Credibility: Here are a few more references to the points that these acts “revoked gold as universal legal tender for debts, and banned private ownership of significant amounts of gold coin". To be clear, some of these propagate some other fallacies about the causes and cures of that depression, but the conditions of gold ownership are pretty explicit in the public record.

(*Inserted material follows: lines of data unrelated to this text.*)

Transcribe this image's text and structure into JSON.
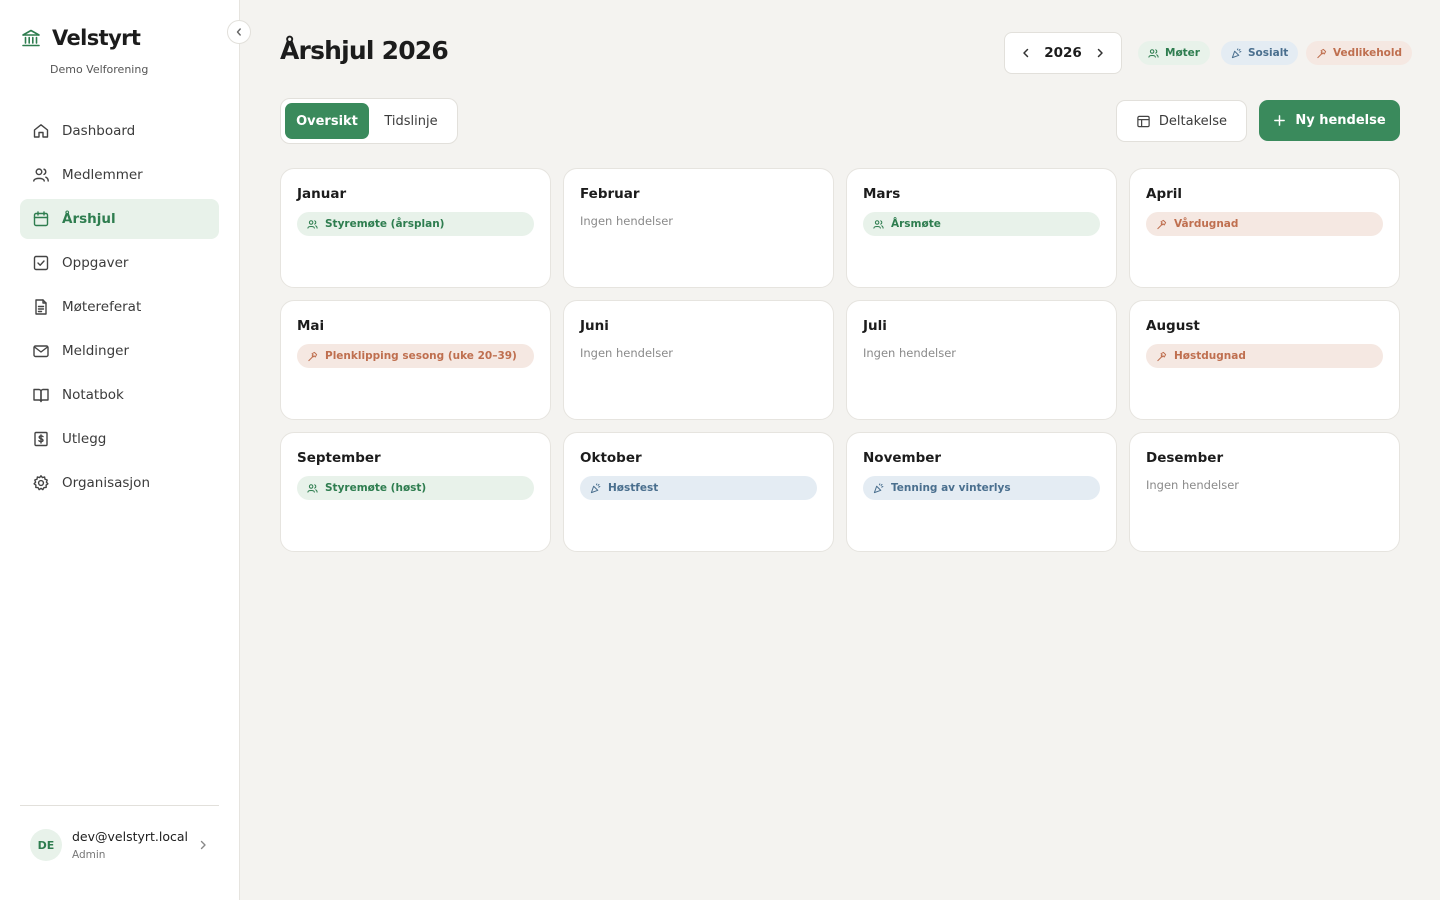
{
  "brand": {
    "name": "Velstyrt",
    "org": "Demo Velforening"
  },
  "nav": [
    {
      "label": "Dashboard",
      "icon": "home-icon",
      "active": false
    },
    {
      "label": "Medlemmer",
      "icon": "users-icon",
      "active": false
    },
    {
      "label": "Årshjul",
      "icon": "calendar-icon",
      "active": true
    },
    {
      "label": "Oppgaver",
      "icon": "checkbox-icon",
      "active": false
    },
    {
      "label": "Møtereferat",
      "icon": "document-icon",
      "active": false
    },
    {
      "label": "Meldinger",
      "icon": "mail-icon",
      "active": false
    },
    {
      "label": "Notatbok",
      "icon": "book-icon",
      "active": false
    },
    {
      "label": "Utlegg",
      "icon": "receipt-dollar-icon",
      "active": false
    },
    {
      "label": "Organisasjon",
      "icon": "gear-icon",
      "active": false
    }
  ],
  "user": {
    "initials": "DE",
    "email": "dev@velstyrt.local",
    "role": "Admin"
  },
  "header": {
    "title": "Årshjul 2026",
    "year": "2026",
    "legend": {
      "moter": "Møter",
      "sosialt": "Sosialt",
      "vedlikehold": "Vedlikehold"
    }
  },
  "view_toggle": {
    "overview": "Oversikt",
    "timeline": "Tidslinje",
    "selected": "overview"
  },
  "actions": {
    "participation": "Deltakelse",
    "new_event": "Ny hendelse"
  },
  "empty_label": "Ingen hendelser",
  "colors": {
    "accent": "#3a8a5c",
    "moter_bg": "#e8f2ea",
    "moter_fg": "#2e7d4f",
    "sosialt_bg": "#e4ecf3",
    "sosialt_fg": "#4a6f8e",
    "vedlikehold_bg": "#f5e8e2",
    "vedlikehold_fg": "#bf6f4f"
  },
  "months": [
    {
      "name": "Januar",
      "events": [
        {
          "title": "Styremøte (årsplan)",
          "category": "moter"
        }
      ]
    },
    {
      "name": "Februar",
      "events": []
    },
    {
      "name": "Mars",
      "events": [
        {
          "title": "Årsmøte",
          "category": "moter"
        }
      ]
    },
    {
      "name": "April",
      "events": [
        {
          "title": "Vårdugnad",
          "category": "vedlikehold"
        }
      ]
    },
    {
      "name": "Mai",
      "events": [
        {
          "title": "Plenklipping sesong (uke 20–39)",
          "category": "vedlikehold"
        }
      ]
    },
    {
      "name": "Juni",
      "events": []
    },
    {
      "name": "Juli",
      "events": []
    },
    {
      "name": "August",
      "events": [
        {
          "title": "Høstdugnad",
          "category": "vedlikehold"
        }
      ]
    },
    {
      "name": "September",
      "events": [
        {
          "title": "Styremøte (høst)",
          "category": "moter"
        }
      ]
    },
    {
      "name": "Oktober",
      "events": [
        {
          "title": "Høstfest",
          "category": "sosialt"
        }
      ]
    },
    {
      "name": "November",
      "events": [
        {
          "title": "Tenning av vinterlys",
          "category": "sosialt"
        }
      ]
    },
    {
      "name": "Desember",
      "events": []
    }
  ]
}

http://en.wikipedia.org/wiki/History_of_the_United_States_dollar#The_Gold_Reserve_Act
http://www.answers.com/topic/gold-clause-cases
http://www.enotes.com/gold-reserve-act-1934-reference/gold-reserve-act-1934
http://www.presidency.ucsb.edu/ws/index.php?pid=14610&st=&st1=#axzz1rCgtKLGV
To be sure, I did not have to dig into the Google results to find these references, so I think they fall beyond the threshold of cherry-picking

Relevance: Mr. Franko gives no other indication of his objection, so I can not determine where my point was lost. Absent specific criticism, I will raise one point that I did not make explicit in the original writing. In the subject fraud, Mosler is making the point that a government which imposes a new currency on the population can not expect to receive any of that currency returned in taxes unless some of it is first distributed to the people who will later have to pay up. Of course this is true, almost by definition.

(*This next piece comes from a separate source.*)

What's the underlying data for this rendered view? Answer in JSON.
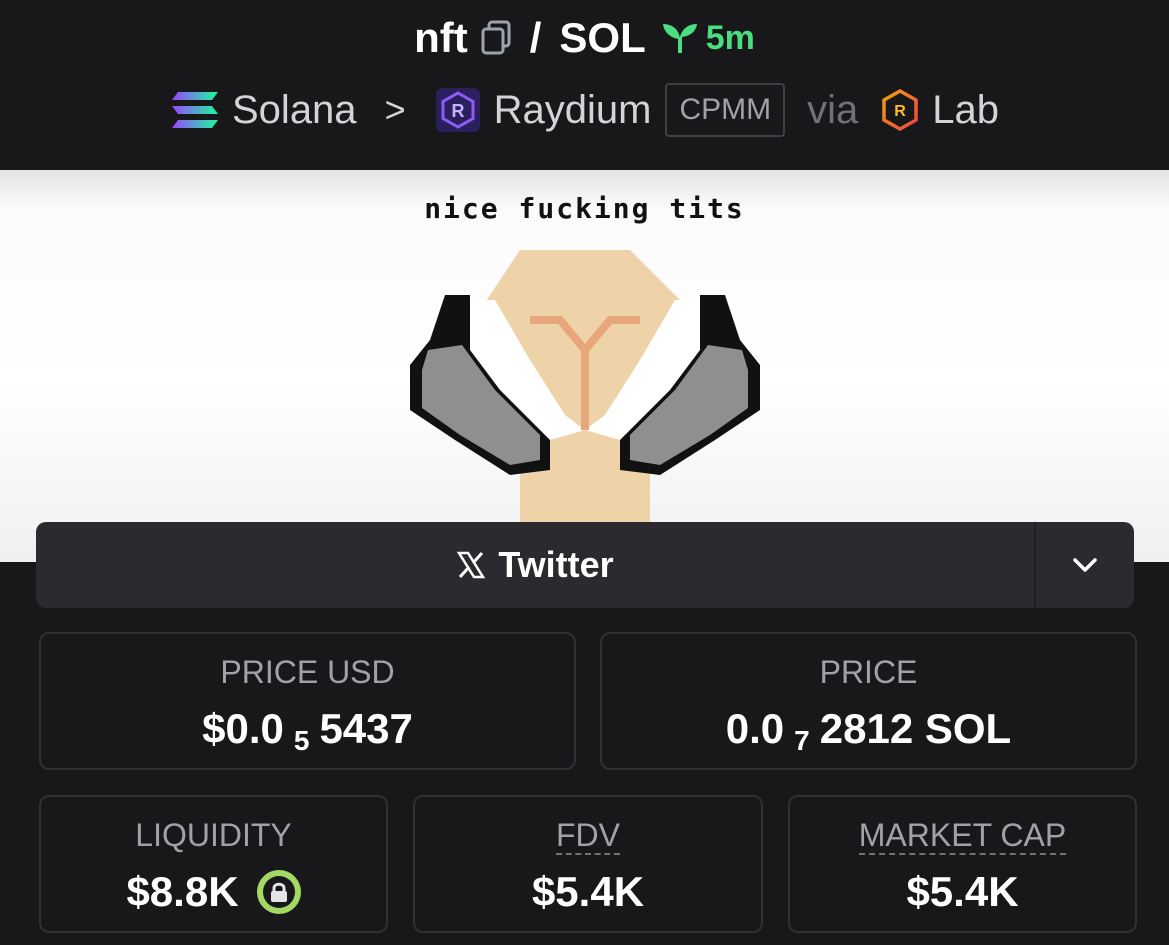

However, the government does not just distribute the currency free and clear - such a process would be nugatory. The plan that Mosler has in mind is that first the government compels people to give up their time or property, and hands over the currency in exchange; in any other circumstance such a process would be condemned as a blatant act of thievery upon the entire population.

So in addition to the other problems previously highlighted about the MMT frauds, I question why we should not have a similar reaction of condemnation to the Mosler plan to create a new currency?